Another helpful tool when fighting a pandemic is abiding by social distancing measures. This can be applied both as a preventative measure as well as a mechanism to reduce exposure even when a patient falls sick. The act of immediately going to a doctor or community health clinic might be unnecessary and potentially put others at risk of contagion. New tools are available for patients to communicate with their healthcare providers virtually as a means of diagnosing their illness and monitoring care. Doctors can use telemedicine with specific software to care for multiple patients while monitoring vital signs in order to determine which cases are in most need of in-patient care. Technology can provide an effective means for doctors to prescreen patients and administer first-level support while reducing the strain on the medical system and avoiding unnecessary contagion.

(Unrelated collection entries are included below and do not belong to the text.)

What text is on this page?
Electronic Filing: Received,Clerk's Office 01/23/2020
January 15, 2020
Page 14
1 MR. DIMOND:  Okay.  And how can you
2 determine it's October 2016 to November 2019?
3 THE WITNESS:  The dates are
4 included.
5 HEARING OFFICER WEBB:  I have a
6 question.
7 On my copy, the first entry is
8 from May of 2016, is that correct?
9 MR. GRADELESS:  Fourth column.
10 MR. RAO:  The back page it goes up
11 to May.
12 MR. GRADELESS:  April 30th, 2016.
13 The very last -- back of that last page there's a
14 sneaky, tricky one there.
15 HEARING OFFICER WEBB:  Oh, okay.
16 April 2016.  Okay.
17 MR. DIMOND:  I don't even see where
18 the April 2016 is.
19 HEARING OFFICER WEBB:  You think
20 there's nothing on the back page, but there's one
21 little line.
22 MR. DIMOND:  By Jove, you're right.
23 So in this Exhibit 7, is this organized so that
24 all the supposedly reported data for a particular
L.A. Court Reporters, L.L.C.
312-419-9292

Learning from Interactive Maps and Real-Time Data
By using the technology that we currently have available, apart from developing new specific tools, society can gain an important advantage in containing COVID-19 virus and establish protocols for battling the next pandemic. The data on the number of contagions, fatalities and recoveries worldwide will need to be parsed and analyzed in depth. It will be crucial to highlight the trends that may appear in the data, to see where the protective systems worked best and where improvements are needed. Part of the analysis will be to project the numbers on interactive maps, outfitted with filters and historical replay options, to examine how the virus spread. Differences in the surge of patient cases and eventual outcomes can be included in the maps, and measured based on political decisions taken on the ground. For example, it will be insightful to create interactive maps of the progression of the virus in different cities and filter the cities according to demographic statistics, while at the same time contrasting the results according to safety protocols that were adopted. Considering that there are numerous variables at play, some of these trends can be difficult to observe just by the human eye. In this scenario AI can be engaged to uncover subtle patterns that may yield important insights into our battle with COVID-19.
Safety Considerations and Privacy Concerns
Detractors of the idea of using consumer technology to monitor the spread of the pandemic have valid concerns that would need to be addressed before any successful policy is put into place. One of the biggest worries revolves around what guarantees can be made that the information is completely anonymous. Safeguards would need to be provided to ensure that any tracking of location, activity and health-data be kept entirely anonymous and used exclusively for the purpose of containing the pandemic. Continuing along this line, it would also be necessary to offer guarantees that once the emergency is lifted, all tracking measures be immediately removed and data thus far collected, be treated with utmost privacy. All of these positions require significant oversight and ample consideration from governing bodies. This is another argument in favor of transparency and dialogue to make sound decisions that balance the need for safety with the value of personal privacy. As analysis of the COVID-19 outbreak continues, both during and after the immediate emergency, many of these ideas will be debated as we prepare for what might come next. In the meantime, we hope that everyone does their best to stay healthy and safe during these uncertain times.